There’s something about “oneness” that involves taking every last part of that other person—even the ugly parts and the irritating mannerisms and the weaknesses—and embracing it ALL. Not just accepting it but actually allowing all of it to become part of YOU. Because now you and that other person are “one flesh.”
I think sometimes we recognize the things in our “other half” that we respect and admire, and we are willing to, to some extent, accept those characteristics as part of this new One we are creating. But we’d rather leave the nasty bits off to the side. So the broken parts, the moodiness, the selfishness, the weakness . . . those things are not going to be included in the coupled version of you.
There is a tremendous flaw in this thinking. Firstly, you can’t separate a person from himself or herself. Ultimately, we each have one soul. So we may be dissociated or broken inside, but we can’t simply cut those parts of our psyche off and carry on as half-souls. We are permanently connected to all of it.
It’s the same with our soul-mate. We can’t just marry the part that we like and keep the rest at a distance. It just won’t work. We have to take all of it in.

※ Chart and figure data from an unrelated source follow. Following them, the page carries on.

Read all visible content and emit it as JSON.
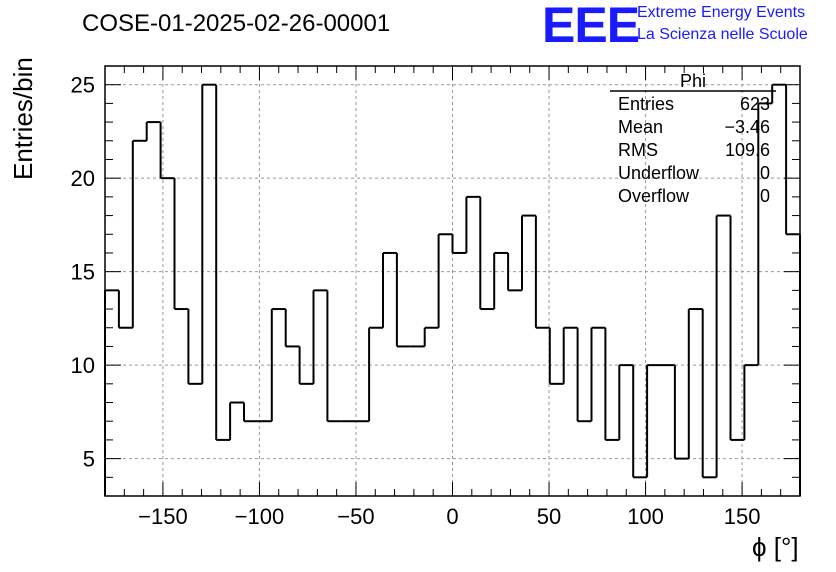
{
  "title": "COSE-01-2025-02-26-00001",
  "logo": {
    "mark": "EEE",
    "line1": "Extreme Energy Events",
    "line2": "La Scienza nelle Scuole",
    "color": "#1a1aff"
  },
  "chart_data": {
    "type": "bar",
    "style": "step-histogram",
    "xlabel": "ϕ [°]",
    "ylabel": "Entries/bin",
    "xlim": [
      -180,
      180
    ],
    "ylim": [
      3,
      26
    ],
    "bin_width": 7.2,
    "x_ticks": [
      -150,
      -100,
      -50,
      0,
      50,
      100,
      150
    ],
    "x_tick_labels": [
      "−150",
      "−100",
      "−50",
      "0",
      "50",
      "100",
      "150"
    ],
    "y_ticks": [
      5,
      10,
      15,
      20,
      25
    ],
    "y_tick_labels": [
      "5",
      "10",
      "15",
      "20",
      "25"
    ],
    "grid": true,
    "values": [
      14,
      12,
      22,
      23,
      20,
      13,
      9,
      25,
      6,
      8,
      7,
      7,
      13,
      11,
      9,
      14,
      7,
      7,
      7,
      12,
      16,
      11,
      11,
      12,
      17,
      16,
      19,
      13,
      16,
      14,
      18,
      12,
      9,
      12,
      7,
      12,
      6,
      10,
      4,
      10,
      10,
      5,
      13,
      4,
      18,
      6,
      10,
      24,
      25,
      17
    ],
    "stats_box": {
      "title": "Phi",
      "rows": [
        {
          "label": "Entries",
          "value": "623"
        },
        {
          "label": "Mean",
          "value": "−3.46"
        },
        {
          "label": "RMS",
          "value": "109.6"
        },
        {
          "label": "Underflow",
          "value": "0"
        },
        {
          "label": "Overflow",
          "value": "0"
        }
      ]
    }
  }
}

The beauty of marriage is that my strengths will compensate for his weaknesses, and his strengths will compensate for mine. I can also teach him how to work through faulty reasoning and behaviour just as he teaches me to do the same. But, at the end of the day, as you’re lying there in bed, watching your partner sleep, you can’t disengage from everything you haven’t been able to “fix.” You’ve got to let every last ounce of it become a part of the new you.
I believe a husband and wife can become a complete picture—a reflection—of who God is. I believe that, if we truly became one, we would become a more perfect reflection of Him to the rest of the world. Because He created each of us in His own image, and each one of us is uniquely different. I know it’s not a popular idea these days, but males and females are different. I don’t think girls can do anything boys can do, and vice versa. I think there are certain strengths each gender has that are unique. I think the Creator planned it that way.
Some of us will live out our lives pursuing our dreams on our own. We will grow in intimacy with God and we will experience Him and channel His love to others all on our own.
Others will be presented with an opportunity to join with another soul. When that happens, I believe there is a powerful possibility—an almost untapped potential—to truly become one and to usher His love and His purpose to the world in a way that is much more impacting than if each of us did it on our own.
I think it’s one of the reasons that marriage has been so violently and completely opposed by the enemy of our souls.
One last thought. Just like everyone else on the planet, I have had my share of grief. I have mannerisms I wish I didn’t have, and I have ugliness that I try to keep at bay most of the time. It’s really just pain that part of me believes will never be understood. My husband’s willingness to embrace me—to absorb even that junk—into us, is the kind of courage that I think will actually end up healing me. It’s that powerful. And I think it’s what the Maker intended all along.